My mother had a crisis the other week. We recently completed the winding-up of my father’s estate following his death. The final task outstanding was for my mother to close down the executors’ bank account and transfer the final balance to whichever of her accounts or investments she wanted to.
I got an anguished phone call on the Saturday morning. There were a few gulps, a large intake of breath and then a strangled, “Jane, I’ve lost your father’s savings!” followed by floods of tears. It turned out that my mother had written a cheque from the executors’ account and had sent that cheque in the post to her online bank. The executors’ account had already been debited but the online bank was claiming it had no trace of having received the cheque, let alone having presented it for cashing.
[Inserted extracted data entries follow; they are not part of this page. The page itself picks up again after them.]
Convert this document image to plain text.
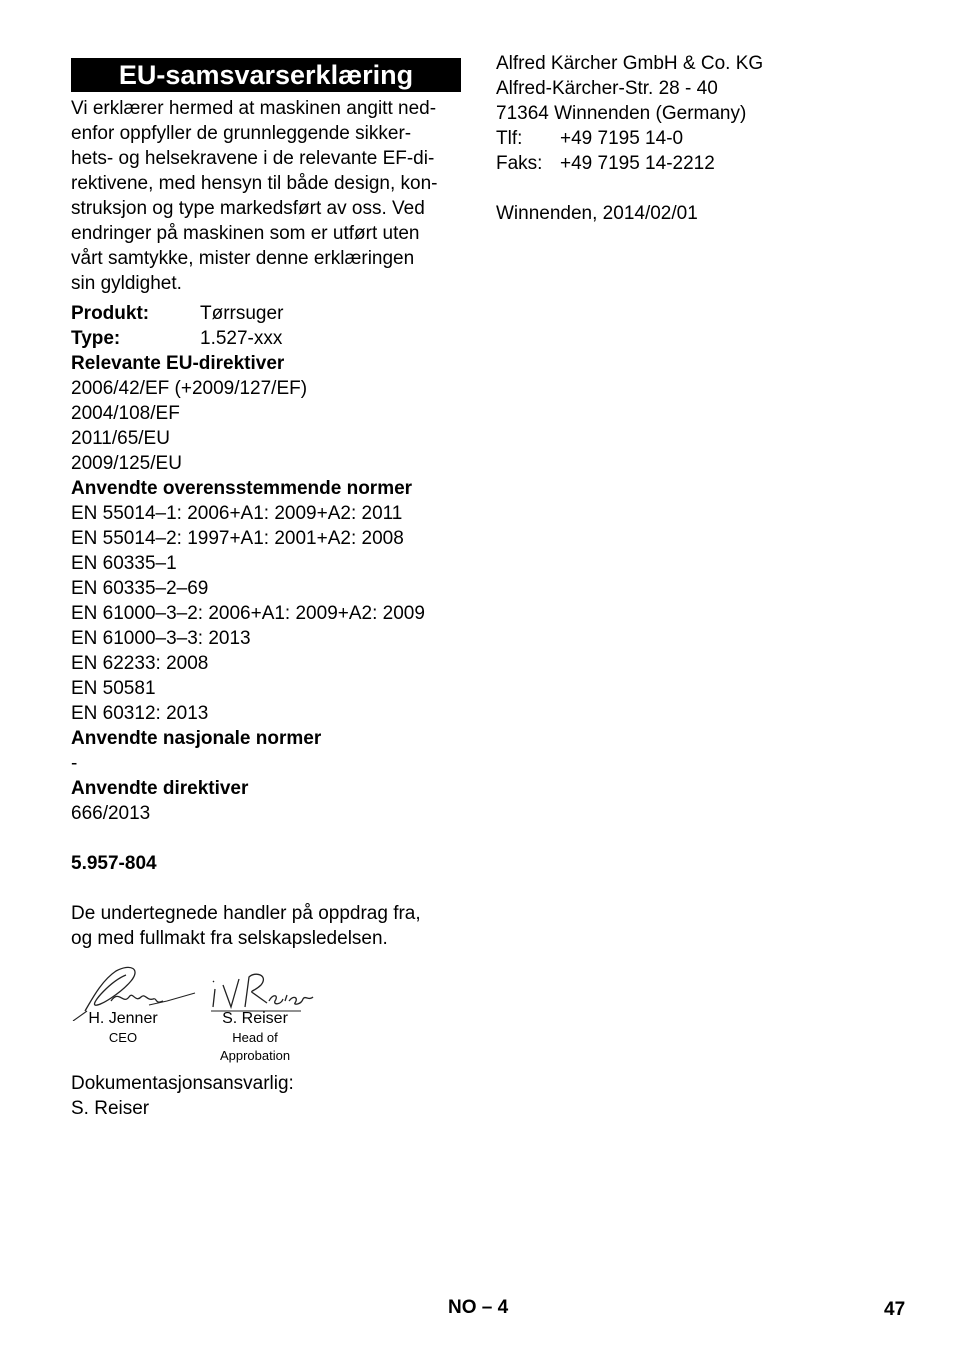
EU-samsvarserklæring
Vi erklærer hermed at maskinen angitt ned-
enfor oppfyller de grunnleggende sikker-
hets- og helsekravene i de relevante EF-di-
rektivene, med hensyn til både design, kon-
struksjon og type markedsført av oss. Ved
endringer på maskinen som er utført uten
vårt samtykke, mister denne erklæringen
sin gyldighet.
Produkt:	Tørrsuger
Type:	1.527-xxx
Relevante EU-direktiver
2006/42/EF (+2009/127/EF)
2004/108/EF
2011/65/EU
2009/125/EU
Anvendte overensstemmende normer
EN 55014–1: 2006+A1: 2009+A2: 2011
EN 55014–2: 1997+A1: 2001+A2: 2008
EN 60335–1
EN 60335–2–69
EN 61000–3–2: 2006+A1: 2009+A2: 2009
EN 61000–3–3: 2013
EN 62233: 2008
EN 50581
EN 60312: 2013
Anvendte nasjonale normer
-
Anvendte direktiver
666/2013
5.957-804
De undertegnede handler på oppdrag fra,
og med fullmakt fra selskapsledelsen.
H. Jenner
CEO
S. Reiser
Head of Approbation
Dokumentasjonsansvarlig:
S. Reiser
Alfred Kärcher GmbH & Co. KG
Alfred-Kärcher-Str. 28 - 40
71364 Winnenden (Germany)
Tlf:	+49 7195 14-0
Faks: +49 7195 14-2212
Winnenden, 2014/02/01
NO – 4	47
I attempted to calm her down by assuring her that it was most likely to be a delay in clearing the funds or a computer input error with the online bank rather then international fraud as she was sure was a certainty. I reminded her that the executors’ account was in a bank that is closed all weekend and I was sure she could sort it out on the Monday. I think she slept a bit better than she might otherwise have done.
On the Monday she rang both banks in an attempt to locate the missing money. She rang me at home that evening, again in floods of tears. Each bank was blaming the other; neither seemed concerned. I told her to try again the next day, to insist on speaking to the bank manager and not an underling, to tell them she was an old-age pensioner, a widow, that this money was her late husband’s life savings and most of all that her daughter was a lawyer and would be taking this up with them and the relevant authorities if the money was not located pronto.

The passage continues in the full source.